Bianca notices that I’m stuck, and comes to my side. “I’m Bianca. Thank you for your hospitality. This is the coolest party I’ve ever been to.”
“Well, you are the best thing that could possibly have happened to my party.” Dash kisses her hand, like a prince in one of those Argelan storybooks.
“You’ll have to forgive Sophie,” Bianca says, with a stage wave. “She’s been through a lot. It’s a terrible story. She was wrongly accused of a crime and torn away from the rest of us by the Xiosphanti police, who paraded her through the street and humiliated her in front of the whole town. And then they drove her to the mountainside and tried to force her to climb the steep slope, into the night. She nearly died! She was cast out of society and had to hide from everybody. It was really something.”
I stare at Bianca, and though the food is gone, I still have trouble swallowing.
* * *
Afterward, when we step off the train near the Pit, Bianca can’t stop laughing and flouncing in her dress. “That was the biggest rush of my entire life. I forgot how good it feels to sweep into a giant room full of immaculate people, and just dominate all of their attention. This is what I was made for.

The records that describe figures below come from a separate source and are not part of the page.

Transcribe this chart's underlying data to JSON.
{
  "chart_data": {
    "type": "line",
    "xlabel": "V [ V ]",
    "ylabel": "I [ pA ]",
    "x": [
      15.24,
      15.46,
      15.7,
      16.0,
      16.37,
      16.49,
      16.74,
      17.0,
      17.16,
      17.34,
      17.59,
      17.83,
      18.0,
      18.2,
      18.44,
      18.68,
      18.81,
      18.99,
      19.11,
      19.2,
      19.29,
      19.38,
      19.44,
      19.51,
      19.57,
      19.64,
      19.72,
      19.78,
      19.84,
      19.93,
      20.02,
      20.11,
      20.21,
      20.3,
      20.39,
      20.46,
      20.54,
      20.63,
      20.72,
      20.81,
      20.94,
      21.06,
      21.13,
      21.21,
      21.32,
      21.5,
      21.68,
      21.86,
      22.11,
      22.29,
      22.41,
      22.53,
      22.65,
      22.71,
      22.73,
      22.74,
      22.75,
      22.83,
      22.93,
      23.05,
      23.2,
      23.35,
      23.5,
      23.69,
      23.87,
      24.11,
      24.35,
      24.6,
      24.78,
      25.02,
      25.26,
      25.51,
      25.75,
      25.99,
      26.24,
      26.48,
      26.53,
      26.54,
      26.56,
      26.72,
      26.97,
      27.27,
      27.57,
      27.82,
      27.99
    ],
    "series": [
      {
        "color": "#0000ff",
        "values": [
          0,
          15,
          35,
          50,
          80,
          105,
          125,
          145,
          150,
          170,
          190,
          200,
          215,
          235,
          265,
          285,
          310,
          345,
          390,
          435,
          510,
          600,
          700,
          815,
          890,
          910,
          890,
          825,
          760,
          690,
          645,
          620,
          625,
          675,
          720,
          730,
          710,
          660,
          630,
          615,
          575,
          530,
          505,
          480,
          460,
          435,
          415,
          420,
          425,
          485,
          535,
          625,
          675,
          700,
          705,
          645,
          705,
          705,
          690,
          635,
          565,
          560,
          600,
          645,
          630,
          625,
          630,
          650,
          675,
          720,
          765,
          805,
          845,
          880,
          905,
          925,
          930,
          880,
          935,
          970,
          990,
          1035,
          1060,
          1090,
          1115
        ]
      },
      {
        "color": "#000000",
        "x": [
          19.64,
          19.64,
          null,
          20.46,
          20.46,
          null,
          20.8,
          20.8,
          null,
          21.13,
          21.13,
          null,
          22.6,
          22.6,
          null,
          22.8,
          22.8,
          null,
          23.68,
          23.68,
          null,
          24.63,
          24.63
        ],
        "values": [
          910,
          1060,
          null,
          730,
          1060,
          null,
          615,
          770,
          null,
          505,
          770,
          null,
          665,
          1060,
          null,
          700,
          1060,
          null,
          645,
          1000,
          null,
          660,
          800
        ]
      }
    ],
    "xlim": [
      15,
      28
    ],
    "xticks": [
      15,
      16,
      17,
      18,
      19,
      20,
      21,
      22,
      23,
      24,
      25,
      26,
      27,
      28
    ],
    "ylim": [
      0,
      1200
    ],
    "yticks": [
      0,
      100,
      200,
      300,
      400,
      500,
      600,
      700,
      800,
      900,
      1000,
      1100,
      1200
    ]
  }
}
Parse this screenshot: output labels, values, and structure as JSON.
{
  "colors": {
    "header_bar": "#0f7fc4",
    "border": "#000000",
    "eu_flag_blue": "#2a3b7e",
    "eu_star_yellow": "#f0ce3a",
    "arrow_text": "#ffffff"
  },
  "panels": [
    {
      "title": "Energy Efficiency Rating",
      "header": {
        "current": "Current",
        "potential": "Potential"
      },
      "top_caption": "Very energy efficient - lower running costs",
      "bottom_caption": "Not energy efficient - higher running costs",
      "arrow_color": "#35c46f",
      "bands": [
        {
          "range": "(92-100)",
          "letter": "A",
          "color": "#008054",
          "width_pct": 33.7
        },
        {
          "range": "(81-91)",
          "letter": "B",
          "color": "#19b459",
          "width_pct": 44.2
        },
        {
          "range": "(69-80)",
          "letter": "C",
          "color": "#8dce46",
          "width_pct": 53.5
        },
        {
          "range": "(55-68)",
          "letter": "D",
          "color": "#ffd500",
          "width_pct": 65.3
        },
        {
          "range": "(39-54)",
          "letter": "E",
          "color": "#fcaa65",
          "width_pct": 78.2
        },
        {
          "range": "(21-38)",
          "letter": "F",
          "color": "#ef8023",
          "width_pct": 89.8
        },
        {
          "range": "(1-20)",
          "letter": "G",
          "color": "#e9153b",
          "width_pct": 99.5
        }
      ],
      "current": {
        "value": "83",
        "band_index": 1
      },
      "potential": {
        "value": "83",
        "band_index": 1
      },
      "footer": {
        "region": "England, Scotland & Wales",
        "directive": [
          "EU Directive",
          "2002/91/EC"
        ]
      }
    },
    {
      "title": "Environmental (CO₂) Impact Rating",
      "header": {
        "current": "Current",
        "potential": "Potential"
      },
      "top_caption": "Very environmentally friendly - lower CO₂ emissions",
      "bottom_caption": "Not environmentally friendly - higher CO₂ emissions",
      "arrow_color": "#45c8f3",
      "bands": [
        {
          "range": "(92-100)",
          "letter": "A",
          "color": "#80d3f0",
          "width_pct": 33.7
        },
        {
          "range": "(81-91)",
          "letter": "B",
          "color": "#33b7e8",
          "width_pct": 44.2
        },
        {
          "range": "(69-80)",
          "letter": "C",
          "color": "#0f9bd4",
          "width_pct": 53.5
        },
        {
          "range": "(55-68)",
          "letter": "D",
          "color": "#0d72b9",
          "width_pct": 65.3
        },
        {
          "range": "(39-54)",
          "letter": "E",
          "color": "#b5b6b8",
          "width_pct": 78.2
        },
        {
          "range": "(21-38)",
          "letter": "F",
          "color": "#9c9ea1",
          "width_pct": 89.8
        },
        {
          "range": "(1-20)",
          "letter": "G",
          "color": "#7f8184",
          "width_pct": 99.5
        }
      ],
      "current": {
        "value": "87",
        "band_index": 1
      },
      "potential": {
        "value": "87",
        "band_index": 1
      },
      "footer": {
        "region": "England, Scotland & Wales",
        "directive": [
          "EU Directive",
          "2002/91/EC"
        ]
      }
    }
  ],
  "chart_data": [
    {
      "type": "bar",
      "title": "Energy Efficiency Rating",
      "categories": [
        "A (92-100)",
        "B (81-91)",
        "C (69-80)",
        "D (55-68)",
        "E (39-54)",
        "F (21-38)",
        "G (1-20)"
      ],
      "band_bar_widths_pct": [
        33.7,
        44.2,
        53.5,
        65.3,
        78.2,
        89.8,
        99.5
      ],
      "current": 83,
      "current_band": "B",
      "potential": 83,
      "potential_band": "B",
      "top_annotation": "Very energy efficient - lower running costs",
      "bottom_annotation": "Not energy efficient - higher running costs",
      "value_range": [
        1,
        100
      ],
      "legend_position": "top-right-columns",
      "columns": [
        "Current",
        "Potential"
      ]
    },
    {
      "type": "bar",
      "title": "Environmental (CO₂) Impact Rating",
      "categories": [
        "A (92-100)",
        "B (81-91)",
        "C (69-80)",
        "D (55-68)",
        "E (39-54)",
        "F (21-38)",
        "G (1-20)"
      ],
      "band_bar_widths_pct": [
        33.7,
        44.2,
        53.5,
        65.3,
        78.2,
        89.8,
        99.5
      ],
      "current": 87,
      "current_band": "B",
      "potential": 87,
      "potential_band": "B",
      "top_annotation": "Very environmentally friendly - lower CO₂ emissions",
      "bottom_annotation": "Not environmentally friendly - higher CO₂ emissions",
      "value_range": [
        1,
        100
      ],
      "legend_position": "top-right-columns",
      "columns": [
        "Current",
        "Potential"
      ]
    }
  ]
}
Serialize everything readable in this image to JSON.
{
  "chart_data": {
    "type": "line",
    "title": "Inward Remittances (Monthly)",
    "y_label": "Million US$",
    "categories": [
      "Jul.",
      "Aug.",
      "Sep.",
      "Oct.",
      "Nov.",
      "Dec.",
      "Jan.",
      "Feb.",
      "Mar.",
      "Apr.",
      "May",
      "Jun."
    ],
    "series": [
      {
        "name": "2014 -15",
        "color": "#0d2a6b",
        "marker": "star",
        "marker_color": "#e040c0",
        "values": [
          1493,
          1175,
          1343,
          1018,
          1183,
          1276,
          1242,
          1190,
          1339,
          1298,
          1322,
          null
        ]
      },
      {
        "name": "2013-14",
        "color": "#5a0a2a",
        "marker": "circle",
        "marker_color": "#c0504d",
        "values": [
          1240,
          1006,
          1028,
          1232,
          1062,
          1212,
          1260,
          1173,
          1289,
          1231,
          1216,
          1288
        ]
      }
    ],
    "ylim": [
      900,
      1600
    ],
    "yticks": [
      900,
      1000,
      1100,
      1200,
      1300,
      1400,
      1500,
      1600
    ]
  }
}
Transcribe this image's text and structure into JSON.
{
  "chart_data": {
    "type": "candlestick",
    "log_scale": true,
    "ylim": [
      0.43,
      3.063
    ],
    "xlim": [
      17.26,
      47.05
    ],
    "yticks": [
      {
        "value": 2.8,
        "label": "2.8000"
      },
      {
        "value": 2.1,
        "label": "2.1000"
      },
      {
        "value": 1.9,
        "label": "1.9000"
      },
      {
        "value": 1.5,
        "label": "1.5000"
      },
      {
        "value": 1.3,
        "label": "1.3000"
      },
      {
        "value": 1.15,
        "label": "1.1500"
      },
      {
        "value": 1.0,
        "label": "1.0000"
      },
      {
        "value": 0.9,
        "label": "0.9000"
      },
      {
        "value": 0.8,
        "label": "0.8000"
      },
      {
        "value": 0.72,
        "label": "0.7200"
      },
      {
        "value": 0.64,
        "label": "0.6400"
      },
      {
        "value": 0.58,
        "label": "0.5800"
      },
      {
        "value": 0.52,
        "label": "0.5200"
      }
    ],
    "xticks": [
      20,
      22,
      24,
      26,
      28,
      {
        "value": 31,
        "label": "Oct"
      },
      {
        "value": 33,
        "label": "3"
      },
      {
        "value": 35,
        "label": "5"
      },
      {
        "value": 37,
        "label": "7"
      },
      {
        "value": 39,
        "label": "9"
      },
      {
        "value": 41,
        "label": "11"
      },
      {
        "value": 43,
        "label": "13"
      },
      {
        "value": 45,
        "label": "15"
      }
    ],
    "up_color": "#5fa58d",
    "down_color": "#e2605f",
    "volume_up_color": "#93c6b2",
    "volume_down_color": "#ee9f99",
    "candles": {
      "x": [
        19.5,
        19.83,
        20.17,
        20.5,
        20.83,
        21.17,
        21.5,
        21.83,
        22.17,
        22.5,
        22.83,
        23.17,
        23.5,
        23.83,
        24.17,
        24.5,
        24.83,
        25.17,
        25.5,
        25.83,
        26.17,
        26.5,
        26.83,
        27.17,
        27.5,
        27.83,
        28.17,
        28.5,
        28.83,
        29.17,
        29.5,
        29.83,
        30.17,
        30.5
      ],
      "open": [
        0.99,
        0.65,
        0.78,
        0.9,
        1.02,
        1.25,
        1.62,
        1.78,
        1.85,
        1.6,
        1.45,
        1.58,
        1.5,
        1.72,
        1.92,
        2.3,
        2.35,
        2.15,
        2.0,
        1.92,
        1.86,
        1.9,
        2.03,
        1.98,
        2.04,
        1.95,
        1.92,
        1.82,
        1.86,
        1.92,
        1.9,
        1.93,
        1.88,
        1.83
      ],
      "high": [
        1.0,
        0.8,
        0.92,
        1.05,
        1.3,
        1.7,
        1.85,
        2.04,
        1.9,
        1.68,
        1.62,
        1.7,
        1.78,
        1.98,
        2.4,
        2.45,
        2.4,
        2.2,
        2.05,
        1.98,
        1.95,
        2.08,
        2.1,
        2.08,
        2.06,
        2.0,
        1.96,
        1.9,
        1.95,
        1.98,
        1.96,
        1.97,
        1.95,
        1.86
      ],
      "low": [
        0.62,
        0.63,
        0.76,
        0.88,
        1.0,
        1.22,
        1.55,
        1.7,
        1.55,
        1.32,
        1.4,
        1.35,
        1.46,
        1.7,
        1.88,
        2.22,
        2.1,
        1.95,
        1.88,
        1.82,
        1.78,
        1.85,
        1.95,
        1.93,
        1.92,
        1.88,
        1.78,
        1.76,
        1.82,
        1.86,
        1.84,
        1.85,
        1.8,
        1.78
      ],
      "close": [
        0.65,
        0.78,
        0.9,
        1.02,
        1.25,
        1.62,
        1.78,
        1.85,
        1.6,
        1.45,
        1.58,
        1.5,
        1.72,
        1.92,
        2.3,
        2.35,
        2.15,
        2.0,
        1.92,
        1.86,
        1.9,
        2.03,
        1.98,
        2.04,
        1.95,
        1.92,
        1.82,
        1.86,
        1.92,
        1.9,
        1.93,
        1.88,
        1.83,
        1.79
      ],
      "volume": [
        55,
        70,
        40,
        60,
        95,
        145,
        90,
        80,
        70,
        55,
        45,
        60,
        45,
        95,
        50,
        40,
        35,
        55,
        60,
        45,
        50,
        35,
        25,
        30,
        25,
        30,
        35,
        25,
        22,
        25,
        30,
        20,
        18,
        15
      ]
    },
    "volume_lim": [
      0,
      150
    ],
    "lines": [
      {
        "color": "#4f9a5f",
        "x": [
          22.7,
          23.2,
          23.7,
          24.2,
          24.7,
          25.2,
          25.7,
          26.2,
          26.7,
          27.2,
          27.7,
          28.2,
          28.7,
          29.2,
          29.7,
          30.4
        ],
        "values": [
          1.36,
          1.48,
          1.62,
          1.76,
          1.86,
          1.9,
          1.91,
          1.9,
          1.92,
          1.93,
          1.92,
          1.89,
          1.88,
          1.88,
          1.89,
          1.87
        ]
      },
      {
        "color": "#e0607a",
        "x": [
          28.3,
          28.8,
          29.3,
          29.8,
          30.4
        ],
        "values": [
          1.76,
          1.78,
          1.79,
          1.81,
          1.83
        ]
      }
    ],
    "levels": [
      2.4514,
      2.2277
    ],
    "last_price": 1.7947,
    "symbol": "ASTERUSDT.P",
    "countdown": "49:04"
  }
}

I haven’t been this happy since…”
Bianca stops, because she notices an expression on my face that she’s never seen before, not even when she said the Gelet were my pets. The entire wall of superheated vapor on the Sea of Murder, with all of its dazzling spray and choking steam, is bursting inside me.
“What’s wrong? Are you angry at me? What did I—”
“ Don’t ever do that again, ” I spit. She starts to ask, and I cut her off. “Don’t turn my personal… my real-life suffering into a cute story to entertain those people.”
Bianca starts to explain, to justify herself, and I give her a look that makes her stop talking.